The action in Leviathan is non-stop, with one threat or another always lurking around the corner. Whether it be German Clanker machines hot on their tail, or the fear of being kicked out of the air service, things are never quiet for Alek and Deryn, and they never take anything lightly. I honestly can't think of a better introduction to Scott Westerfeld, and all I'm wondering is: when can I get my hands on a copy of Behemoth?
on 27 October 2009
Steampunk is definitely "in" today, gearing its way into fashion, comics, TV-land, bar-scenes, and, not least, YA fiction. This book is a prime example, set in 1914 and the start of the Great War, where history has taken a left turn to the development of not just steam-powered vehicles of war, but also to great advances in genetics, based on the studies of Darwin, who in this world took his original concepts much further that ours, leading to the development of large numbers of very strange beasties. The divide between the great European powers thus becomes the war between the Darwinists and the Clankers.
Our two protagonists couldn't be more different. Deryn is a young girl who definitely knows that she wants to be part of the British Air Force, riding the great hydrogen-filled animals that dwarf the conventional zeppelins, and works hard to fulfill that dream by not just disguising her sex (of course women are not allowed in such jobs in Victorian England!), but working diligently at both the academics of aerodynamics and navigation and carefully studying and mimicking the attitudes, walks, and speech patterns of the men around her.
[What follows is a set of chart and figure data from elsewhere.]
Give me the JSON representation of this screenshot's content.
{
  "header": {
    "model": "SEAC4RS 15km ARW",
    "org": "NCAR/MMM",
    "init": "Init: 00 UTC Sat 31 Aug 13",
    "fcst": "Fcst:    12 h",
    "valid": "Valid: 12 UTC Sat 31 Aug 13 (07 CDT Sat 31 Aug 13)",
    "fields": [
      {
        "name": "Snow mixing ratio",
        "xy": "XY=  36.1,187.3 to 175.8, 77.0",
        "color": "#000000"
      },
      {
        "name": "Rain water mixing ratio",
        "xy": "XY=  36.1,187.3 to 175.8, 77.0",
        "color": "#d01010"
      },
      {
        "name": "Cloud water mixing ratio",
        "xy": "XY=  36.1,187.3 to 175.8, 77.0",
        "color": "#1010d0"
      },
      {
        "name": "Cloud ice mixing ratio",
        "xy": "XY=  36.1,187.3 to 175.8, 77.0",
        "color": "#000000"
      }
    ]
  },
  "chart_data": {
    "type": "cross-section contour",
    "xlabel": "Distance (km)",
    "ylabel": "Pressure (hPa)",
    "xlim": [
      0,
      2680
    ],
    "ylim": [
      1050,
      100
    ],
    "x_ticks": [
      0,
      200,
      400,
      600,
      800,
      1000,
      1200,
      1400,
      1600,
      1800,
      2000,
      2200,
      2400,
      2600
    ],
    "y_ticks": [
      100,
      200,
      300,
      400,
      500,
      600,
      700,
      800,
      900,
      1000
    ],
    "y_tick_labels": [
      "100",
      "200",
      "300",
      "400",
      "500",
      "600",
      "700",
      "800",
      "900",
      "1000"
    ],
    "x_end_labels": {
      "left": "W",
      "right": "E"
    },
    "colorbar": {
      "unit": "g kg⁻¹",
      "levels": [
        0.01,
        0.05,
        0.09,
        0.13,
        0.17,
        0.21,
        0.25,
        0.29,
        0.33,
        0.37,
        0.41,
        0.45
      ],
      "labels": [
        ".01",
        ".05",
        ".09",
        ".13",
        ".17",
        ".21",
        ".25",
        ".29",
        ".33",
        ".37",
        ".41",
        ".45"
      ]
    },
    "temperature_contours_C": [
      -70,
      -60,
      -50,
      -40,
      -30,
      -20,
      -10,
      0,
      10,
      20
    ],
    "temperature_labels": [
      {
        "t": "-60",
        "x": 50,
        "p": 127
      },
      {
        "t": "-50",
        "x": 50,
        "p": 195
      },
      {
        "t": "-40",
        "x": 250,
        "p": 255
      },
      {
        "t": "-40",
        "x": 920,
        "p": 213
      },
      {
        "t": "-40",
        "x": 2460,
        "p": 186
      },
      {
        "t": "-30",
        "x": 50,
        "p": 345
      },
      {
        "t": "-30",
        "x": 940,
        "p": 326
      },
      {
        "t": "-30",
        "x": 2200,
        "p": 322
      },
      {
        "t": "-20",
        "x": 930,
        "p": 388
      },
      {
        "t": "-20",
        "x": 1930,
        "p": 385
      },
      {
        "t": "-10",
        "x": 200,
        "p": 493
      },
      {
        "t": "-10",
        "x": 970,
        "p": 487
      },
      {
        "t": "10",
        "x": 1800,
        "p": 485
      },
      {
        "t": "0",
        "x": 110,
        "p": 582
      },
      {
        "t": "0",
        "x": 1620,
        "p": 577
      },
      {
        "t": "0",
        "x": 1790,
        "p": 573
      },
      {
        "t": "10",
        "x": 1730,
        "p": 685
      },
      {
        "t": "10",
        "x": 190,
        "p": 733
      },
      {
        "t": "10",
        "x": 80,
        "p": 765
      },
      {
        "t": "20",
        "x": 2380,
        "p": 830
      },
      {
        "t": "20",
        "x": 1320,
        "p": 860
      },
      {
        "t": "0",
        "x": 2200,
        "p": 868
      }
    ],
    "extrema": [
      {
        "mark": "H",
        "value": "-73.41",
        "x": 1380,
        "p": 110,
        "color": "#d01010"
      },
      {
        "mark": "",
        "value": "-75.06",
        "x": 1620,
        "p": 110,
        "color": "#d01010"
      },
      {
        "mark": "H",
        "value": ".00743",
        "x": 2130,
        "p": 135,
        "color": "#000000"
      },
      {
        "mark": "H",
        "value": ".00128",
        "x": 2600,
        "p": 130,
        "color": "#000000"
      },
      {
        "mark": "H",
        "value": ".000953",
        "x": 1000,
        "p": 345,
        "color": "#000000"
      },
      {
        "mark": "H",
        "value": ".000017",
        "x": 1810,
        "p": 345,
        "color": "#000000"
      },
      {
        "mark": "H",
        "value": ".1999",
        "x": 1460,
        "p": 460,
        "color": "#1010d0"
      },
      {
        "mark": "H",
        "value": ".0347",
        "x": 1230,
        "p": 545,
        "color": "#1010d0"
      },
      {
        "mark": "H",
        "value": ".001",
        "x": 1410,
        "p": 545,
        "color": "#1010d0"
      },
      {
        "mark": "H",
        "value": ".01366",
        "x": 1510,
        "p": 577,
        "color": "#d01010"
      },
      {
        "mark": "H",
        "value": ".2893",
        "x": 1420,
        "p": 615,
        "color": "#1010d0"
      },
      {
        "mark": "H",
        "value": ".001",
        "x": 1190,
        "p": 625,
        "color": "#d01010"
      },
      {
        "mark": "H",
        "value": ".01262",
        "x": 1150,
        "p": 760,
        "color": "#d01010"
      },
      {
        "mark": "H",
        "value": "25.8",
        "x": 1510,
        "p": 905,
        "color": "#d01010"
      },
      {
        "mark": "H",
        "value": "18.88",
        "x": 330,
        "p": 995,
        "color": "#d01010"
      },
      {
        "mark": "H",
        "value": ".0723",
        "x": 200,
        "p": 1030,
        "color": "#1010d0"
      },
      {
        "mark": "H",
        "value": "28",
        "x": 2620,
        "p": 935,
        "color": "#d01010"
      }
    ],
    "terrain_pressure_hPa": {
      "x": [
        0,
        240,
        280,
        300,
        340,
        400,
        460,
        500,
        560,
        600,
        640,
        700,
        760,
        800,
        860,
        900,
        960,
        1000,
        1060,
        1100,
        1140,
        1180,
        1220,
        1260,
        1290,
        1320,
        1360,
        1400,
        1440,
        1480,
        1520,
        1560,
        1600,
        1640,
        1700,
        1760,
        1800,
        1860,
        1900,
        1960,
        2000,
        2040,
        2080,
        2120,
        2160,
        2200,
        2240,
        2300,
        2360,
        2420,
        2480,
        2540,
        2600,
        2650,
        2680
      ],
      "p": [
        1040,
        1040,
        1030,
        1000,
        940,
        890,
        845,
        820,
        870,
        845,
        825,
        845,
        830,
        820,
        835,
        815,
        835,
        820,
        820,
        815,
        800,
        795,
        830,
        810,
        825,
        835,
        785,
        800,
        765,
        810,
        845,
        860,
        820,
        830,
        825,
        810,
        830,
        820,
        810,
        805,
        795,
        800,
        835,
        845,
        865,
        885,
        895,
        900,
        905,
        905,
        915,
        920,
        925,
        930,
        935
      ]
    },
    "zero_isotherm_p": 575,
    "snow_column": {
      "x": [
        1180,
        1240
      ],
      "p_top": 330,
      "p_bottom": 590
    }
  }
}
Alek is the son of Archduke Ferdinand, somewhat spoiled by having everything that riches can buy but who has also been carefully trained in the niceties of court politics and traditional fighting techniques, who suddenly has the rug jerked from beneath the fabric of his life when his parents are assassinated, and having to find out just what he truly believes in and what his goals in life are while on the run from forces intent on eliminating the last potential heir to the Austrian-Hungarian throne (shades of Paul Atreides, anyone?).
While it's obvious from the start that these two people will eventually meet, there's plenty of suspense and good old-fashioned action, with a couple of aerial battles that do much to highlight both the pluses and minuses of the competing technologies. Westerfeld does not neglect his side characters during all of this, drawing very competent pictures of a certain `boffin' (scientist) and an old hard-line Count. And there are marvelous illustrations by Keith Thompson throughout this book that give the reader concrete visualizations of the action, beasties, and machines.
Also not neglected are the inherent problems of class-dominated societies. While this aspect of the portrayed world is not dwelled upon to excess, it definitely shows in the attitudes and thoughts of all the characters, and forms a sub-text to the maturation of both Deryn and Alek.
The ending is a little weak, seeming to just stop in the middle of the story, but I can't consider this too great a negative, as this is always something of problem with planned multi-book stories. But the rest of the story better appear soon; after this first taste, I'm hungry for more.